Fortunately, there are precautions you can take to extend battery life:
Bad habit #1 – Charging Every Day
It’s a habit, especially for travelers: Get into the hotel room, search for the nearest available outlet and plug up all rechargeable electronics before settling in. Unfortunately, according to a T-Mobile spokesman, this very practice can drain life from your cell phone battery. Cell phones, iPods and other rechargeable electronics have so-called battery memory. When first bought, your cell phone is prepped to charge fully each time you plug it into an outlet. Repeatedly charging your phone when it has, say, half power actually lowers the capacity of the battery. It gets used to holding a half charge.
Solution: Charge every other day. The average cell phone charge last about three days. Unless you’re a risk taker, it’s probably not a good idea to wait until the third day (after all, this isn’t an exact science). A more realistic goal is to plug in your phone every other day. Not only will this improve long-term battery life, but it also keeps you untethered for half of the week.

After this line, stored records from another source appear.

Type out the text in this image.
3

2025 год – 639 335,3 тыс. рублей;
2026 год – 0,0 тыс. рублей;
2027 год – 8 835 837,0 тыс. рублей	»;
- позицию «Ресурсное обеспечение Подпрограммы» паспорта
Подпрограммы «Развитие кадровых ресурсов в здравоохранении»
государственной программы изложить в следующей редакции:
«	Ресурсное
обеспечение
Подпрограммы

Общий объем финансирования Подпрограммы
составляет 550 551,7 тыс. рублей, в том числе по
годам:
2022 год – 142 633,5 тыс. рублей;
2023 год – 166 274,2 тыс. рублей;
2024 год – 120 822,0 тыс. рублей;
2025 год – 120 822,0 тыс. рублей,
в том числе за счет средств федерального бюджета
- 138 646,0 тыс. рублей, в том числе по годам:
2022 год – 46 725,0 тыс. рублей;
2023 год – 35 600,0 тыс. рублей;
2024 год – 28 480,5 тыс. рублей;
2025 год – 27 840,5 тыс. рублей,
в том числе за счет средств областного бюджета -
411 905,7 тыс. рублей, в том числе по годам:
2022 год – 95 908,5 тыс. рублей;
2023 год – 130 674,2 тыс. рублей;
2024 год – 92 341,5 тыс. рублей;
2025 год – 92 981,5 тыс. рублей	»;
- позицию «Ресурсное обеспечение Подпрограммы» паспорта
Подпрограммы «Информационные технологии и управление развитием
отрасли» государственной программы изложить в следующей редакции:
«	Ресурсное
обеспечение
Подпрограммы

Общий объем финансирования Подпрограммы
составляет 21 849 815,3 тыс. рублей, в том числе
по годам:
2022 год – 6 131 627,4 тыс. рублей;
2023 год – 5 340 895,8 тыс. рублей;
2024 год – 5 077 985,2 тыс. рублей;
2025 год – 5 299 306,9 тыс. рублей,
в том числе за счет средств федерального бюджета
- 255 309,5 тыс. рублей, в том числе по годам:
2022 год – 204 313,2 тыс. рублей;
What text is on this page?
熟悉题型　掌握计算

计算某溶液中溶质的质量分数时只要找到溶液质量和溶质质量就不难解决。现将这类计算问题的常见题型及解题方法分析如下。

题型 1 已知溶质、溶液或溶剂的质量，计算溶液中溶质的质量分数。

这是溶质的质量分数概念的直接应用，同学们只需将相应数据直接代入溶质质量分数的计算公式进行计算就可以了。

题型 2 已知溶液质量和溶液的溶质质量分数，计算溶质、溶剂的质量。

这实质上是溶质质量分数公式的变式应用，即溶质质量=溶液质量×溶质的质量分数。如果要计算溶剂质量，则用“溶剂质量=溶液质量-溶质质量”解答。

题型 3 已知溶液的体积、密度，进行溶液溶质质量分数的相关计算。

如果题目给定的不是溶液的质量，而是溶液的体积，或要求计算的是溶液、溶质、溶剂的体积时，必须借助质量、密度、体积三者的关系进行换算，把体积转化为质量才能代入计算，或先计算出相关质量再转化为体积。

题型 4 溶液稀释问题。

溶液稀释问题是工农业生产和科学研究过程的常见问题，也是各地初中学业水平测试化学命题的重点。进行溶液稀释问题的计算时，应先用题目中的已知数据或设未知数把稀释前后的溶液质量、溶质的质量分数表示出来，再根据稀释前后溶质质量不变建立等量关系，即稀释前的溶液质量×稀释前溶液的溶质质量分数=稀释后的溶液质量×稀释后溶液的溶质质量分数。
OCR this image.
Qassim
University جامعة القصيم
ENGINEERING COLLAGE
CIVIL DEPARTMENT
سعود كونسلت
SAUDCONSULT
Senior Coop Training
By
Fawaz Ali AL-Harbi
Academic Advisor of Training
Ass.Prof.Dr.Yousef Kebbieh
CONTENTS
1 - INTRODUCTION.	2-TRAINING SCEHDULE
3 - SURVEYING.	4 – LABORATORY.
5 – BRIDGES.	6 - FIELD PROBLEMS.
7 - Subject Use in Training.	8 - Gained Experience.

Bad habit #2 — Keeping Your Cell Phone in Extreme Temperatures
Most people don’t have business in Antarctica or the Sahara, but leaving the phone in a hot summer car or a cold office will hurt battery life, too. “A common mistake made by cellular phone users is to leave their battery pack in their vehicle during the heat of day,” Motorola warns. “A car’s internal temperature can exceed 80 degrees Celsius, and the temperature of a dashboard with direct exposure to the sun can exceed 120 degrees Celsius.”
Solution: If it must be stored, keep it away from sunlight during summer. In winter, keep that phone well-covered or close to a warm body.
Bad habit #3 — Being Disconnected While Indoors
Twenty years ago, having a cordless phone at home was a luxury, but now it is standard. As such, we aren’t used to having a wire keeping us in place – even if we’re talking on a cell phone five feet away from the outlet. The constant depleting and recharging will wear out batteries no matter what precautions are taken, so it’s essential to use your cell phone’s battery power only when necessary. If you’re stationary and by an outlet, plug in the phone. The cell’s power will then be taken from the outlet, not from your battery.
Solution: Charge while talking. 
Bad habit #4 — Keeping the Cell on 24/7
The beauty of cell phones is that, dead zones notwithstanding, we can be reached at any time. We tend to leave them on all day and all night, and complain when they break down from exhaustion. What people don’t realize is that cell phones, like computers and other technological gadgets, need a little rest. Downtime allows your phone to cool down, while turning on the phone anew will refocus its coordinates (which may help you get better reception).
Solution: Turn it off. Shut it down periodically, ideally at least once daily. Fives minutes will do.